COLLECT ON DELIVERY (COD) ORDERS: All orders placed on COD terms will require payment at the time of delivery. It is the responsibility of Buyer to ensure that payment will be made to the shipping agent. If payment cannot be presented to the shipping agent at the time of delivery, Buyer is hereby advised that product may be returned and be subject to restocking fee at Buyer’s expense.
WILL-CALL ORDERS: Buyer may arrange for will-call pick up of any order at Dunn Electronics physical site Monday through Friday, 7:30AM-3:30PM PST, with approval. Will-call pick up does not eliminate shipping charges incurred by request for overnight service or other priority services. Will-Call orders may be paid by Credit Card, established Net terms, Cash, or Check, and are subject to the correlating terms which apply to the payment method, as listed on the Purchase Agreement, Terms & Conditions, and Addendum documents provided.

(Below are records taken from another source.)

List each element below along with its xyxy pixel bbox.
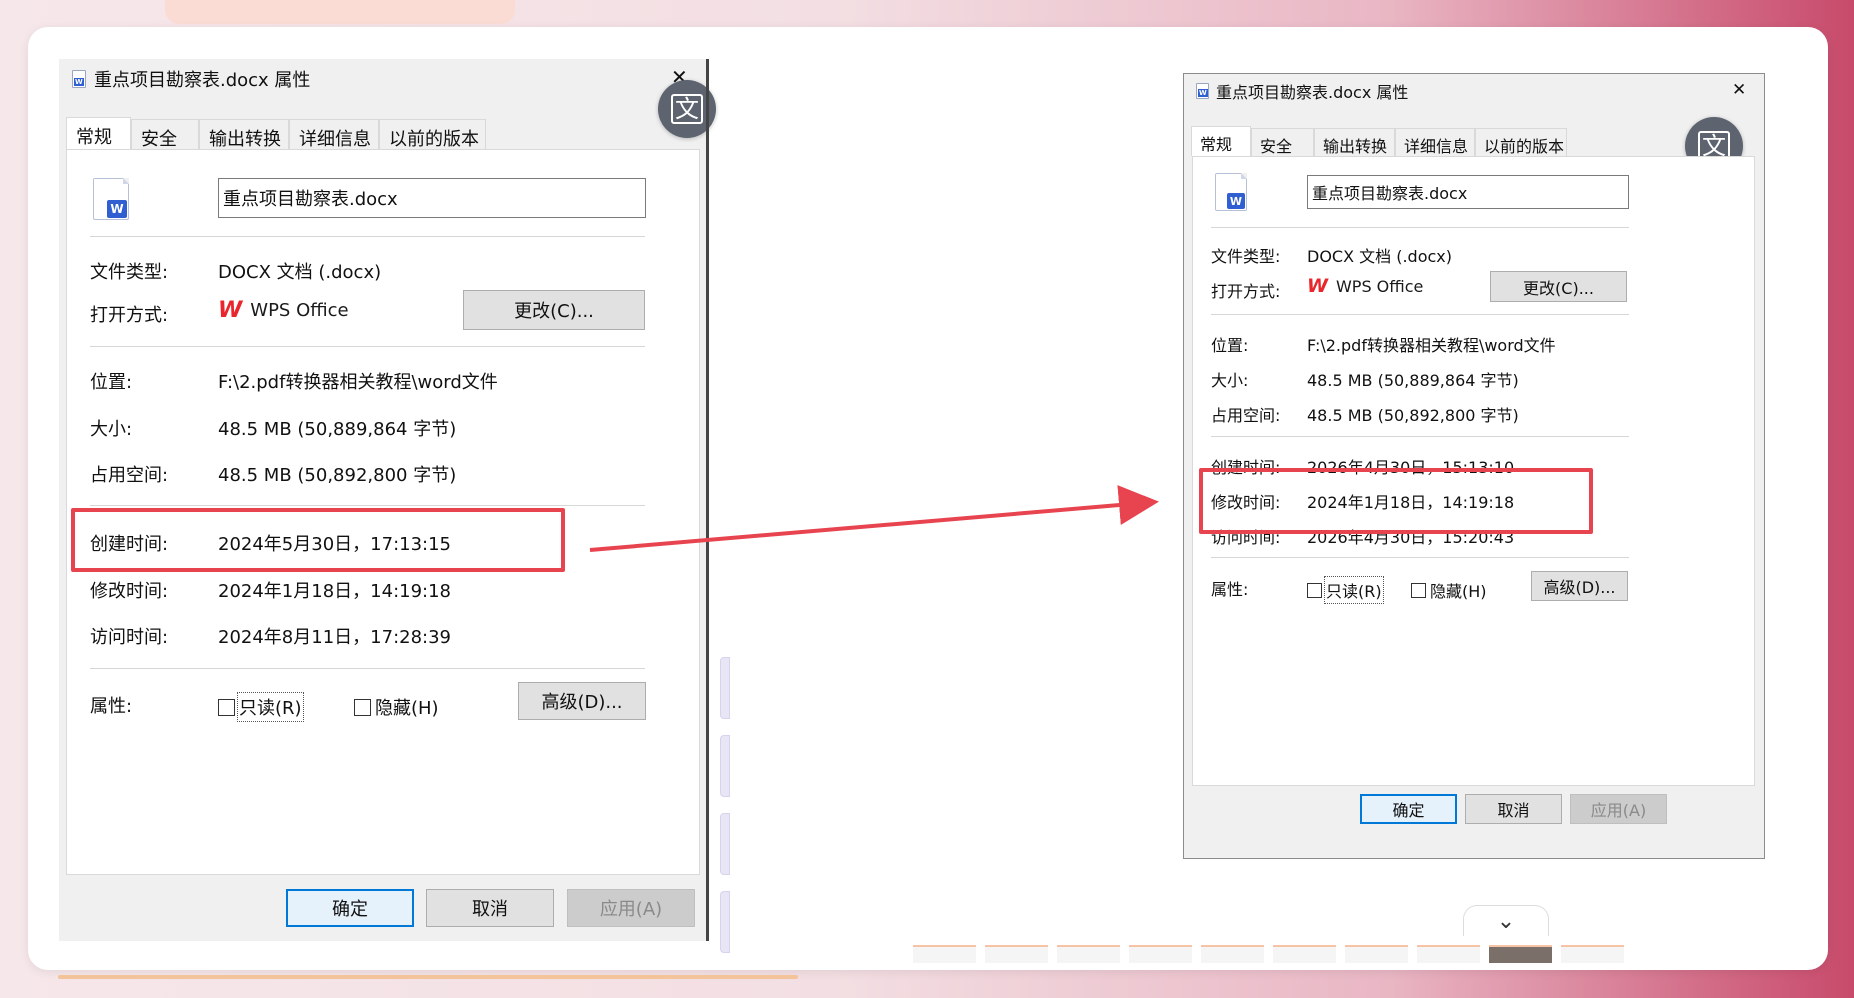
thumbnail-strip — [913, 945, 1828, 969]
thumbnail[interactable] — [1561, 945, 1624, 963]
thumbnail[interactable] — [1129, 945, 1192, 963]
thumbnail[interactable] — [1489, 945, 1552, 963]
thumbnail[interactable] — [1201, 945, 1264, 963]
image-viewer-canvas: 重点项目勘察表.docx 属性 ✕ 文 常规 安全 输出转换 详细信息 以前的版… — [28, 27, 1828, 970]
arrow-icon — [589, 485, 1159, 552]
thumbnail[interactable] — [1273, 945, 1336, 963]
thumbnail[interactable] — [1345, 945, 1408, 963]
thumbnail[interactable] — [1417, 945, 1480, 963]
thumbnail[interactable] — [985, 945, 1048, 963]
thumbnail[interactable] — [1057, 945, 1120, 963]
thumbnail[interactable] — [913, 945, 976, 963]
progress-bar — [58, 975, 798, 979]
background-blob — [165, 0, 515, 24]
chevron-down-icon[interactable]: ⌄ — [1463, 905, 1549, 936]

RETURNED CHECKS: Any check returned by the financial institution in control of the account will result in a $30 return check fee against Buyer; this fee is due and payable within 30 calendar days from notice. Any invoice which is affected by the returned check will be due and repayable immediately upon notification to buyer.
GOVERNING LAW: Interpretation and performance shall be governed by Article II of the Uniform Commercial Code as enacted in Oregon and the state to which the goods are to be delivered to the extent such provisions are consistently interpreted. In case of conflict, Oregon law shall apply.
COMPLETE AGREEMENT: THIS CONTRACT CONTAINS THE COMPLETE AGREEMENT BETWEEN THE PARTIES. ANY ORAL OR WRITTEN REPRESENTATION, WARRANTY, COURSE OF DEALING OR TRADE USAGE NOT CONTAINED OR REFERENCED HEREIN WILL NOT BE BINDING ON SELLER. NO SALES REPRESENTATIVE OF SELLER HAS AUTHORITY OT ALTER, VARY OR WAIVE ANY OF THE FOREGOING STANDARD TERMS AND CONDITIONS. THIS CONTRACT MAY NOT BE MODIFIED OR TERMINATED VERBALLY. NO CLAIMED MODIFICATION, TERMINATION OR WAIVER OF ANY OF ITS PROVISIONS SHALL BE VALID UNLESS IN WRITING SIGNED BY SELLER DULY AUTHORIZED REPRESENTATIVE.